Note: I only counted the 10 beltway murders, not the 3 the same people killed in Louisiana, because they were not as clearly linked to the principal perpetrator's writings about Jihad. Also, since this is a preliminary count, the number 35 could be as low as 30 or as high as 40, but with not much variance beyond that.

At a very minimum, these findings refute the idea that Islamophobia is rampant in the US, at least out of proportion to other hate motivations, such as Judenhass amongst Muslims. For all we know, vast numbers of Americans bear secret grudges against Muslims, but as far as hatred that is strong enough to kill, Muslims are winning clearly in terms of absolute numbers, and certainly in terms of killings per capita (5 out of 200 million versus 35 out of 7 million; you can do the math.)

It would be extremely hard to fudge this to support the idea that unwarranted Islamophobia is a particular epidemic, which is probably why polemic and dazzling with bovine fecal matter are so popular. What has actually happened does not support the idea that non-Muslim Americans are, relatively, so hugely murderous of Muslims.

But, talk about Christian killers of abortion doctors, put in a history of the KKK, talk about the Inquisition and the Crusades, Christian missionaries in Africa, and maybe you've got something. I am not accusing you of doing this, but I've seen it a lot, and when it happens, all we get is a shouting match between those people and people who do the same thing on "the other side."
 
has not intelligence gleaned through torture been proven to be notoriously inaccurate?

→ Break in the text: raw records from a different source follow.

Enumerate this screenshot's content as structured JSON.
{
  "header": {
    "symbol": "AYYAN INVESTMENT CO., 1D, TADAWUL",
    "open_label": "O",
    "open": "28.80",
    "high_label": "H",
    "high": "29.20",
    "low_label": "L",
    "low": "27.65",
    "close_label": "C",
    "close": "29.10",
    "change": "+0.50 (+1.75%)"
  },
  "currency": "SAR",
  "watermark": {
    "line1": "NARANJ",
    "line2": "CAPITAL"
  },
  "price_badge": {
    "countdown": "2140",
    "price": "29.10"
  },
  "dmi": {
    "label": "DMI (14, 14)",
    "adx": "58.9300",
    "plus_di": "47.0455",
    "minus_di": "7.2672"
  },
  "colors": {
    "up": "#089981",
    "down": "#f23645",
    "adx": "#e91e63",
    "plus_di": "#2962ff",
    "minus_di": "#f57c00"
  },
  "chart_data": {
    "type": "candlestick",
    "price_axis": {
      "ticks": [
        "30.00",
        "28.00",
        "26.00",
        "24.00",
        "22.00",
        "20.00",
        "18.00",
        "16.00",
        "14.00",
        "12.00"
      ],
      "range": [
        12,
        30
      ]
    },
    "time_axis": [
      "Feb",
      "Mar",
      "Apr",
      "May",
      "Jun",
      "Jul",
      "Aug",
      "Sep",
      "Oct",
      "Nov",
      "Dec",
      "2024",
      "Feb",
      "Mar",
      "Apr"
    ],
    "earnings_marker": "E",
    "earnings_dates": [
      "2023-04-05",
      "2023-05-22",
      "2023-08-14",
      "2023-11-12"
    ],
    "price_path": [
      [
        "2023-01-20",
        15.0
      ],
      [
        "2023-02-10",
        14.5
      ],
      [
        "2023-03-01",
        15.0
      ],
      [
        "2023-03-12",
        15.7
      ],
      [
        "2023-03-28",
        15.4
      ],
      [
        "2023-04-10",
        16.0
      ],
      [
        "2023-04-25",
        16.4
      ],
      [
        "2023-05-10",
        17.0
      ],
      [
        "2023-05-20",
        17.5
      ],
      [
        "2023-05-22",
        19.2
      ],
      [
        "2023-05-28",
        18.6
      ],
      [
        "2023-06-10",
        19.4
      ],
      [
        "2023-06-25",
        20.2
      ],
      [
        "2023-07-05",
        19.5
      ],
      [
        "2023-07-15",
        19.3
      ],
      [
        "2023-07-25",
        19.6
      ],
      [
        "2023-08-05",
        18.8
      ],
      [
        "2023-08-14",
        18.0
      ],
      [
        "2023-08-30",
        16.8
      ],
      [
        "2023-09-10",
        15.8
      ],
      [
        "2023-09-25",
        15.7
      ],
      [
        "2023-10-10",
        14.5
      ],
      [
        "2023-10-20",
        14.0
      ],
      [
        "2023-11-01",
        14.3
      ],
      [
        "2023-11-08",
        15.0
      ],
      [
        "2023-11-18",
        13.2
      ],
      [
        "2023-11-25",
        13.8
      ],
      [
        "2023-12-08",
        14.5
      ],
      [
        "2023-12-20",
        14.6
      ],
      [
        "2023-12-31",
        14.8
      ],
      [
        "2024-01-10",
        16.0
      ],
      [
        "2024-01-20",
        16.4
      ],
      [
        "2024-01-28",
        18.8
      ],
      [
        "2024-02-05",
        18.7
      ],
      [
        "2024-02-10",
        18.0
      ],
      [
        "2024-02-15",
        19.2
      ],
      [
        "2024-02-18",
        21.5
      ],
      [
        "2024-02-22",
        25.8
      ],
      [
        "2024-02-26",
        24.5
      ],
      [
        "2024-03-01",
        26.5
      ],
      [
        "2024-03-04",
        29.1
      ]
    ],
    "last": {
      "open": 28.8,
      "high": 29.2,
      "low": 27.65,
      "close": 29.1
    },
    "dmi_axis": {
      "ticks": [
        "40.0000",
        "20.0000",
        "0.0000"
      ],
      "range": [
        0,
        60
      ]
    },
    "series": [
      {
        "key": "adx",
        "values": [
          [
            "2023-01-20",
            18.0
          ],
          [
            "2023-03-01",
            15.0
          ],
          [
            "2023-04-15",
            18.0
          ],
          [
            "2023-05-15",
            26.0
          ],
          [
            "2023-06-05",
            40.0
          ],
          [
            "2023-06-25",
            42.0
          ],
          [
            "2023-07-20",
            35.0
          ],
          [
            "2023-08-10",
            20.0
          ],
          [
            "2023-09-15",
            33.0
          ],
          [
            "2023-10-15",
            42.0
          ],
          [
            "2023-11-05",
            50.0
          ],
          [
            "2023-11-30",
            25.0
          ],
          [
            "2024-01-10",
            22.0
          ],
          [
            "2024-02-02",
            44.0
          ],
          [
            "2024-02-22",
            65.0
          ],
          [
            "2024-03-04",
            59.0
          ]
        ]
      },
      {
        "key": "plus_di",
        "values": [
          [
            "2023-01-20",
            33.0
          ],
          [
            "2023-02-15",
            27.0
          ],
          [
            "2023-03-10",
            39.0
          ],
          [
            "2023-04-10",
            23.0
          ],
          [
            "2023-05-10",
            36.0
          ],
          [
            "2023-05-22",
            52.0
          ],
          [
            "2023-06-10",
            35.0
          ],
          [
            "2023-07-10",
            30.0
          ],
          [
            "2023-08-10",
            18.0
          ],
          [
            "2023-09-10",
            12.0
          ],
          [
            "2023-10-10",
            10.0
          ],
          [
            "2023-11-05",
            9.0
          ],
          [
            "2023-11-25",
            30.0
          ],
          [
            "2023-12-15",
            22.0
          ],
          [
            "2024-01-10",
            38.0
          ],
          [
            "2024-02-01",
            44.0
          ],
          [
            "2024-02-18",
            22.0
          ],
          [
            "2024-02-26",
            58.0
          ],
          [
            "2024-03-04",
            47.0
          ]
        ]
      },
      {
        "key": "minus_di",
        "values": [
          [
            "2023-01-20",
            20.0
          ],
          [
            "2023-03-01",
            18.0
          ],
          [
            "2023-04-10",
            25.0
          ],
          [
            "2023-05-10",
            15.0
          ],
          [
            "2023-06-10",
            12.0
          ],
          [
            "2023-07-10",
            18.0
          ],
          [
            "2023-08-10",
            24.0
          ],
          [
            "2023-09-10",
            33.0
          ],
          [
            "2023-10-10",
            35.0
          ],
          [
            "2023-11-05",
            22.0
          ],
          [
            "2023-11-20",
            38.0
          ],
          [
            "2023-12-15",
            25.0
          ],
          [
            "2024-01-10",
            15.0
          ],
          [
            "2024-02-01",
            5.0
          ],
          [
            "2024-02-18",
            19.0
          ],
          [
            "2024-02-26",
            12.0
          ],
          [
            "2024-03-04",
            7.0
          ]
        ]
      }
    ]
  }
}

Absolutely, and really the CIA is full of people vehemently against it, and I'm totally against a lot of what has been done, I just don't disagree with it for the reasons that other people do. As a kind of way of doing business or a policy that's not what I'm about, and I'm sure there's some anti-scientific stuff going on at some level, these things are just way beyond the basic argument, that you can't 100% rule out torture.
 
Absolutely, and really the CIA is full of people vehemently against it, and I'm totally against a lot of what has been done, I just don't disagree with it for the reasons that other people do. As a kind of way of doing business or a policy that's not what I'm about, and I'm sure there's some anti-scientific stuff going on at some level, these things are just way beyond the basic argument, that you can't 100% rule out torture.

Why not?
 
It's quite simple really, anyone can imagine a situation where torturing someone would be the preferred ethical option. Apparently, most Senators etc support the ticking time bomb. If you have a choice between waterboarding someone and killing a lot of innocent people or losing a nuke to terrorists, you'll do it. I appreciate the arguments against torture, they don't outweigh this. I honestly don't know how people think they have a 100% argument against torture.